Spreading sectarian conflict 'most probable' scenario in Syria says US ambassador to UN
Spreading sectarian violence across the Middle East is now the “most probable" scenario as a result of the conflict in Syria, U.S. Ambassador to the United Nations Susan Rice told reporters Wednesday following a UN Security Council briefing on the situation.
Susan Rice said the success of UN special representative Kofi Annan's peace plan or, barring that, Security Council agreement on further sanctions could help defuse the situation. But both those scenarios seem unlikely in the wake of last Friday's massacre of more than 100 civilians that the United States and others have pinned on the Syrian government and its proxy forces.

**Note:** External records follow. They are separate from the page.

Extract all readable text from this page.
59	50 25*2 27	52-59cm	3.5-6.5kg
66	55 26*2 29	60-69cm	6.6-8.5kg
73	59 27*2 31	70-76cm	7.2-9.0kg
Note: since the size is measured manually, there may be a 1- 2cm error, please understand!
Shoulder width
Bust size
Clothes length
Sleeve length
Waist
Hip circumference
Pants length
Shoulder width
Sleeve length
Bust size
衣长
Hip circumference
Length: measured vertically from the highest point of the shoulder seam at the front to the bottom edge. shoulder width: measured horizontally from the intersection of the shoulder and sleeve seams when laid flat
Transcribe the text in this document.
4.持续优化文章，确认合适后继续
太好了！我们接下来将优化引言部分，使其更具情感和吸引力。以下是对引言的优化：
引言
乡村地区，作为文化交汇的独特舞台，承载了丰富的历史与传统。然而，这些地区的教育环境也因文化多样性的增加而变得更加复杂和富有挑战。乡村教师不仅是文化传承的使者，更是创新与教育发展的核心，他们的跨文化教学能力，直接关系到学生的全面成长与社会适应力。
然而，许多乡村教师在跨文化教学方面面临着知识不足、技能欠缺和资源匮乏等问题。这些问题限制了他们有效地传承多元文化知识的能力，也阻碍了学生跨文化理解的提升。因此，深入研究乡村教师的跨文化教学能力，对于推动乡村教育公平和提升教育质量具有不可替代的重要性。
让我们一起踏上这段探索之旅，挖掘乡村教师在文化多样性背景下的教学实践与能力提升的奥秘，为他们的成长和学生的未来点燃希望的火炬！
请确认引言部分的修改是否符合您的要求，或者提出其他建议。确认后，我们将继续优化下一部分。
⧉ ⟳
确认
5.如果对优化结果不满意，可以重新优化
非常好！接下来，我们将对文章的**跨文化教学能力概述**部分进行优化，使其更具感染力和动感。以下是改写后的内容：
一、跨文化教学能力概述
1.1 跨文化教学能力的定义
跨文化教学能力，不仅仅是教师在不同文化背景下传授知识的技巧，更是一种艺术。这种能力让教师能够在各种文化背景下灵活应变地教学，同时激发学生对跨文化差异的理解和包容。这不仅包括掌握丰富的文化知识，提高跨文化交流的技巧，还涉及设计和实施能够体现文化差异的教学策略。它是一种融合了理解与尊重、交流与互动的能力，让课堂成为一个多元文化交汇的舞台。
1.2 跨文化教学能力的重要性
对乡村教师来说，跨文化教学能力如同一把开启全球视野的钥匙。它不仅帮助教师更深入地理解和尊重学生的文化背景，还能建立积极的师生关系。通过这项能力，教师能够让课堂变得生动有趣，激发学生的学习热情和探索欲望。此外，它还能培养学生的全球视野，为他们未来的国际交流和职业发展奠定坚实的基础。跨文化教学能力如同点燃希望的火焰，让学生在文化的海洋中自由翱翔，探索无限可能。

“In the absence of either of those two scenarios,” Rice said, “there seems to me to be only one other alternative – and that is indeed the worst case, which seems unfortunately at the present to be the most probable – and that is that the violence escalates, the conflict spreads and intensifies and reaches a higher degree of intensity and involves countries in the region, it takes on increasing sectarian forms, and we have a major crisis not only in Syria but in the region.”
Rice's comments were aimed at the Syrian government and members of the Security Council, particularly Russia, which she said must remain united in raising pressure on Syria.
“If we don't,” Rice said, “then we are all resigning ourselves to [the] third scenario.”